Like many young Africans in search of opportunity, he once attempted to cross into Europe through the desert. It did not succeed. But the experience deepened his understanding of struggle, risk, and the realities faced by young people when opportunity is not structured.
After nearly nine years in this wilderness, a new path emerged.
Through persistence and support, he gained admission to study International Development in the United Kingdom, returning to formal education with clarity and purpose.
Along the way, mentorship proved important. Not only from older figures, but often from peers whose insight and guidance shaped critical decisions. This experience informed a lasting belief that mentorship is not a luxury. It is a necessity in shaping the direction of young people.
Earlier influences were equally significant.
From his father, and from his uncle who introduced him to work as a political clerk, came early exposure to grassroots realities during the era of the National Party of Nigeria and later the Social Democratic Party. These experiences shaped his understanding of how people, power, and structures interact in practice.
Years later, those lessons would prove valuable in governance.
During the COVID-19 period, while coordinating aspects of an agricultural intervention in Oyo State, a challenge emerged. A distribution plan designed and approved at the state level met resistance at the local level, where community stakeholders felt excluded. The response was immediate and forceful, and his team was turned back.
It could have ended there.
Instead, it became a lesson.
The approach was re-evaluated. Engagement was prioritised. Conversations were held. Local realities were acknowledged. When the team returned, they did so differently, with a structure that balanced state objectives and community expectations.
The result was not only a successful distribution, but also a restoration of alignment.
This pattern of stepping back, reassessing, and returning stronger reflects a deeper instinct. It shows a discipline to understand before acting.
Over time, this has shaped a distinct leadership style. One that does not remain distant, but present. On the ground. Across communities. In real conditions.
It is estimated that over the past two decades, he has traversed more than 75 percent of Oyo State, engaging directly with farmers and communities through initiatives linked to the International Institute of Tropical Agriculture, Oyo State N-CARES, and the Livestock Productivity and Resilience Support Project. These experiences have anchored his work firmly within the lived realities of people and systems.
There is also a clear recognition that opportunity, when given, must be fully utilised.

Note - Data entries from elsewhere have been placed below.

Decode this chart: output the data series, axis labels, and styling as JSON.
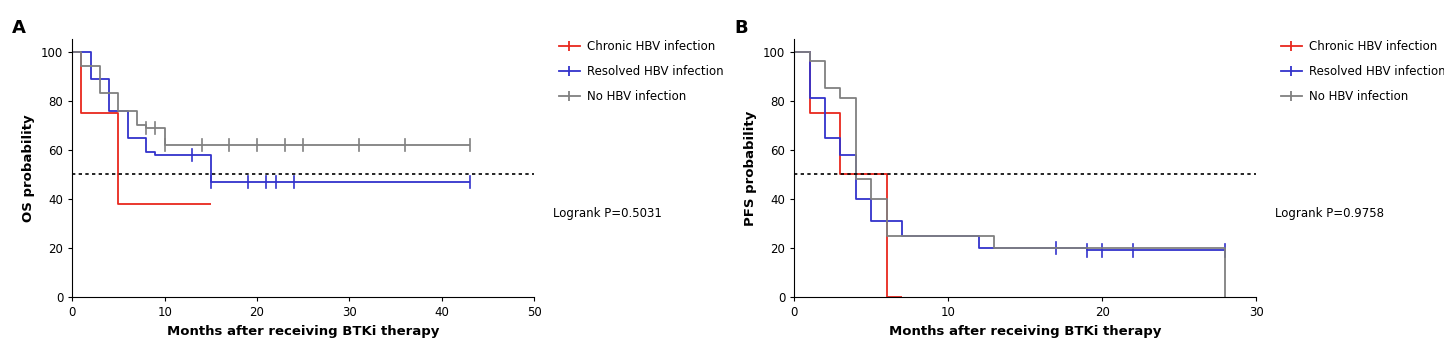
{
  "panel_A": {
    "title": "A",
    "ylabel": "OS probability",
    "xlabel": "Months after receiving BTKi therapy",
    "xlim": [
      0,
      50
    ],
    "ylim": [
      0,
      105
    ],
    "yticks": [
      0,
      20,
      40,
      60,
      80,
      100
    ],
    "xticks": [
      0,
      10,
      20,
      30,
      40,
      50
    ],
    "logrank_text": "Logrank P=0.5031",
    "dotted_y": 50,
    "curves": {
      "chronic": {
        "color": "#e8281e",
        "x": [
          0,
          1,
          5,
          15
        ],
        "y": [
          100,
          75,
          38,
          38
        ],
        "censors_x": [],
        "censors_y": []
      },
      "resolved": {
        "color": "#3333cc",
        "x": [
          0,
          2,
          4,
          6,
          8,
          9,
          14,
          15,
          19,
          43
        ],
        "y": [
          100,
          89,
          76,
          65,
          59,
          58,
          58,
          47,
          47,
          47
        ],
        "censors_x": [
          13,
          15,
          19,
          21,
          22,
          24,
          43
        ],
        "censors_y": [
          58,
          47,
          47,
          47,
          47,
          47,
          47
        ]
      },
      "no_hbv": {
        "color": "#808080",
        "x": [
          0,
          1,
          3,
          5,
          7,
          8,
          10,
          12,
          43
        ],
        "y": [
          100,
          94,
          83,
          76,
          70,
          69,
          62,
          62,
          62
        ],
        "censors_x": [
          8,
          9,
          10,
          14,
          17,
          20,
          23,
          25,
          31,
          36,
          43
        ],
        "censors_y": [
          69,
          69,
          62,
          62,
          62,
          62,
          62,
          62,
          62,
          62,
          62
        ]
      }
    }
  },
  "panel_B": {
    "title": "B",
    "ylabel": "PFS probability",
    "xlabel": "Months after receiving BTKi therapy",
    "xlim": [
      0,
      30
    ],
    "ylim": [
      0,
      105
    ],
    "yticks": [
      0,
      20,
      40,
      60,
      80,
      100
    ],
    "xticks": [
      0,
      10,
      20,
      30
    ],
    "logrank_text": "Logrank P=0.9758",
    "dotted_y": 50,
    "curves": {
      "chronic": {
        "color": "#e8281e",
        "x": [
          0,
          1,
          3,
          6,
          7
        ],
        "y": [
          100,
          75,
          50,
          0,
          0
        ],
        "censors_x": [],
        "censors_y": []
      },
      "resolved": {
        "color": "#3333cc",
        "x": [
          0,
          1,
          2,
          3,
          4,
          5,
          7,
          12,
          17,
          19,
          28
        ],
        "y": [
          100,
          81,
          65,
          58,
          40,
          31,
          25,
          20,
          20,
          19,
          19
        ],
        "censors_x": [
          17,
          19,
          20,
          22,
          28
        ],
        "censors_y": [
          20,
          19,
          19,
          19,
          19
        ]
      },
      "no_hbv": {
        "color": "#808080",
        "x": [
          0,
          1,
          2,
          3,
          4,
          5,
          6,
          12,
          13,
          25,
          28
        ],
        "y": [
          100,
          96,
          85,
          81,
          48,
          40,
          25,
          25,
          20,
          20,
          0
        ],
        "censors_x": [],
        "censors_y": []
      }
    }
  },
  "colors": {
    "chronic": "#e8281e",
    "resolved": "#3333cc",
    "no_hbv": "#808080"
  },
  "legend_labels": [
    "Chronic HBV infection",
    "Resolved HBV infection",
    "No HBV infection"
  ],
  "bg_color": "#ffffff",
  "font_family": "Arial",
  "axis_fontsize": 8.5,
  "label_fontsize": 9.5,
  "title_fontsize": 13
}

The platform provided under the leadership of Seyi Makinde created space to apply years of learning across contexts. Within that space, his work has consistently reflected structure, engagement, and execution.
Taken together, these experiences represent something deeper than a résumé.
They reveal a process. A gradual shaping of perspective built through responsibility, hardship, failure, mentorship, and practice.
It is from this foundation that the work seen today emerges. The result of years of preparation, much of it outside public view.
And perhaps that is the point.
Before systems are built, something else must be built first. Resilience. Judgment. Perspective.
Because in the end, systems are not merely designed. They are shaped by the experiences of those who build them.
Ajao sent this piece from Isale Oyo, Oyo.